Başak Günak, “Ah! Kosmos” adıyla elektronik müzik sahnemizin en ilginç, en kendine has müziklerine imza atıyor. İkinci albümü “Beautiful Swamp”ı ben değil kendisi anlatsın.
Çalışmalarını Berlin-İstanbul hattında sürdüren Başak Günak’ın müziğinde karanlık ama insanı çeken bir şeyler var. Analog ve elektronik unsurları kullanarak kendine has bir ses ve ritim dünyası oluşturuyor. Albümlerini hazırlamadan önce kendi deyişiyle önce bir ses paleti oluşturuyor. Bir dünya yaratıyor. Bu dünyada dans edebilirsiniz, sallanabilirsiniz, saatlerce koşabilirsiniz, ya da oturup hiçbir şey yapmadan gökyüzüne bakabilirsiniz. Kesin olan şu; kayıtsız kalmak çok zor. İlk albümü “Bastards” 2015’te yayınlanmıştı. Yeni albümü “Beautiful Swamp” geçen hafta piyasaya sürüldü. 25 Ekim’de Salon’da yapacağı lansman konseri albümde de yer alan, aralarında tanıdığınız isimlerin de bulunduğu sanatçıların katılımıyla gerçekleşecek. Gerisini Başak anlatsın.
- Nasıl bir fikirle yola çıktın? Sonunda nereye vardın? “Beautiful Swamp” neyi ifade ediyor senin için?
İlk çıkış noktam bataklık imgesi oldu. Albümlerimi bir imgeyle ya da bana zemin olacak bir hisle yola çıkınca tamamlayabiliyorum. Albüme ‘Swamp’ (Bataklık) ismini bulduğumda “Evet şimdi başlıyorum” hissinin yoğunlaştığını hatırlıyorum. “Bataklığı tanımlayan şey onun içeri çekiş hali midir, yoksa içine çektileri midir?” Bu kısım beni büyüledi ve içine girdikçe o batma halinden ziyade daha ferah, daha aydınlık ve yumuşak bir yere çıkmaya başladım. Dolayısıyla albüm ismi de süreçte “Beautiful Swamp” a (Güzel Bataklık) evrildi, biraz ferahladı.
- Albümün müzikal perspektifiyle ilgili neler söylenebilir?
Performans sanatları ve enstalasyonlar arasında zaman geçirdim, kitaplarla ya da yakın dostlarla içimi heyecanlandıran sohbetler ettim.
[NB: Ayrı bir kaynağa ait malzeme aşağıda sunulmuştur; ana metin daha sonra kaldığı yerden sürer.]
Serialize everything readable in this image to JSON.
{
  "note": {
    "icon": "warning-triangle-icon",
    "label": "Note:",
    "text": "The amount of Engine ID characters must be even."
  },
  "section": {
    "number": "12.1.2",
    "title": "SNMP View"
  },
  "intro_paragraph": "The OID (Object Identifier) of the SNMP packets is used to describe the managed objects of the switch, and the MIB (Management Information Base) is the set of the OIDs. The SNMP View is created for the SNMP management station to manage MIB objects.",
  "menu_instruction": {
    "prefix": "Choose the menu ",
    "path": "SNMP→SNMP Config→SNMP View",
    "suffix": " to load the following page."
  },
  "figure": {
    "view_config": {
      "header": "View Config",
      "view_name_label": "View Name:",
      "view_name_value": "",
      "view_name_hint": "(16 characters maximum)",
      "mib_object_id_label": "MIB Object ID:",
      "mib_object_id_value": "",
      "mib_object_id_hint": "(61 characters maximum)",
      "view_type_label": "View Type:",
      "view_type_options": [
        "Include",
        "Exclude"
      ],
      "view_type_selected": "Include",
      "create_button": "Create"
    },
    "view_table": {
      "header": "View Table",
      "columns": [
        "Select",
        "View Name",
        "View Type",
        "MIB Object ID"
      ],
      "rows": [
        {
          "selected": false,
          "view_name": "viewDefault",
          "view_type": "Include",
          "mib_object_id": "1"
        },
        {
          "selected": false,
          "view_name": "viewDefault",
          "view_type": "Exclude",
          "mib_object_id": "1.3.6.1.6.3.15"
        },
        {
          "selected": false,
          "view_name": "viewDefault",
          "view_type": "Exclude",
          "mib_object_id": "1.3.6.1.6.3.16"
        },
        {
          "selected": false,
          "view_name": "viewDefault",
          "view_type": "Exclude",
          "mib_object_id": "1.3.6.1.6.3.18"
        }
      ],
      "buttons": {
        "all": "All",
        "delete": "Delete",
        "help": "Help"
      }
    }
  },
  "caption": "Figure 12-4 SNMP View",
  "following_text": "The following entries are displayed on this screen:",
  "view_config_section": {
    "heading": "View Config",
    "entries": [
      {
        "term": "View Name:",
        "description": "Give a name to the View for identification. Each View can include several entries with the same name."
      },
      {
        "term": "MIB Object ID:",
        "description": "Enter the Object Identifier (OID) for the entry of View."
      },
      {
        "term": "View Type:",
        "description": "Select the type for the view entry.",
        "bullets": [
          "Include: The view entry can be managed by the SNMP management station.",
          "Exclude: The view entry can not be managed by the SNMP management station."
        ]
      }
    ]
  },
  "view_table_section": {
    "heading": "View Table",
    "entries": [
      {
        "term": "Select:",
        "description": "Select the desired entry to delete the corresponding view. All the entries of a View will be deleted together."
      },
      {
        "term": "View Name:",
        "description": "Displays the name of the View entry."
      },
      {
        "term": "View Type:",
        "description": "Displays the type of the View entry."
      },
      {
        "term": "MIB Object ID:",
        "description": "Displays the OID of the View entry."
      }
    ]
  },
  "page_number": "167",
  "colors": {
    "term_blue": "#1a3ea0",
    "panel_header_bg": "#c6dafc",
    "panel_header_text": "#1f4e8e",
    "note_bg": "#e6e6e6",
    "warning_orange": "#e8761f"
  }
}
Müzikal açıdan bir ses paleti oluşturmaya çalıştım, bu albümde yer almasını istediğim sesleri o havuza geçen yaz kaydettim. Her şeyden öte duygusal açıdan varmak istediğim bir yer vardı. İçimdeki hisleri dönüştürebilmek, akıtabilmek.
- Albümde yer alan sanatçılara dair neler söyleyebilirsin? Nasıl çalıştınız?
Albümü üretirken Özgür Yılmaz, Elif Çağlar, Mabel Matiz, Barış Ertürk, Yasemin Özler, Burcu Yankın’la kayıtlar yaptım. Albümün son sürecine doğru Leah Christensen’le tanıştım ve enerjimiz çok uydu. Albümün tüm mikslerini Emre Malikler üstlendi ayrıca üç şarkıya da gitar çaldı. Bunun dışında ekip olarak bahsettiğimde müzisyen dostların yanı sıra bu yalnız üretim döneminde yanımda olan birkaç değerli dostum vardı. Şarkıların her sürecini dinleyen, feedback veren, hislerini paylaşan, yorulduğum anlarda ‘hadi olacak’ deyip el eden. Şimdi bakınca tüm bu sürece dahil olan insanların hem albüm hem hayatım için çok önemli bir yere dokunduğunu daha da hissediyorum.
- Bu ara ajandanda neler var?
25 Ekim’de Salon IKSV’de lansman konseri var. Sonrasında yurtdışında performanslar devam edecek. Dans ve tiyatro alanında çalışmalarım devam ediyor. Çeşitli enstalasyonlar üzerinde çalışıyorum. İstanbul’daki yeni tiyatro döneminde de Bam İstanbul’un yeni oyunu için müzik yapacağım.
- Son dönemde neler dinledin, en fazla etkilendiğin ya da beğendiğin albümler, isimler kimler oldu? Bize kısa bir dinleme / okuma listesi önerisi yapsan içinde neler olurdu?
Roberto Musci, The Durutti Column, Moses Sumney, Sarah Davachi, Özgün Semerci, Mabel Matiz ve İsveç hiphop’ı dinledim. Biraz karışık bir liste. Bunun dışında Ariana Reines, Jack Kerouac, George Bataille, Ursula Le Guin, Pınar Selek, Chris Kraus, Tove Jansson, Juan Rulfo, Clarice Lispector okudum.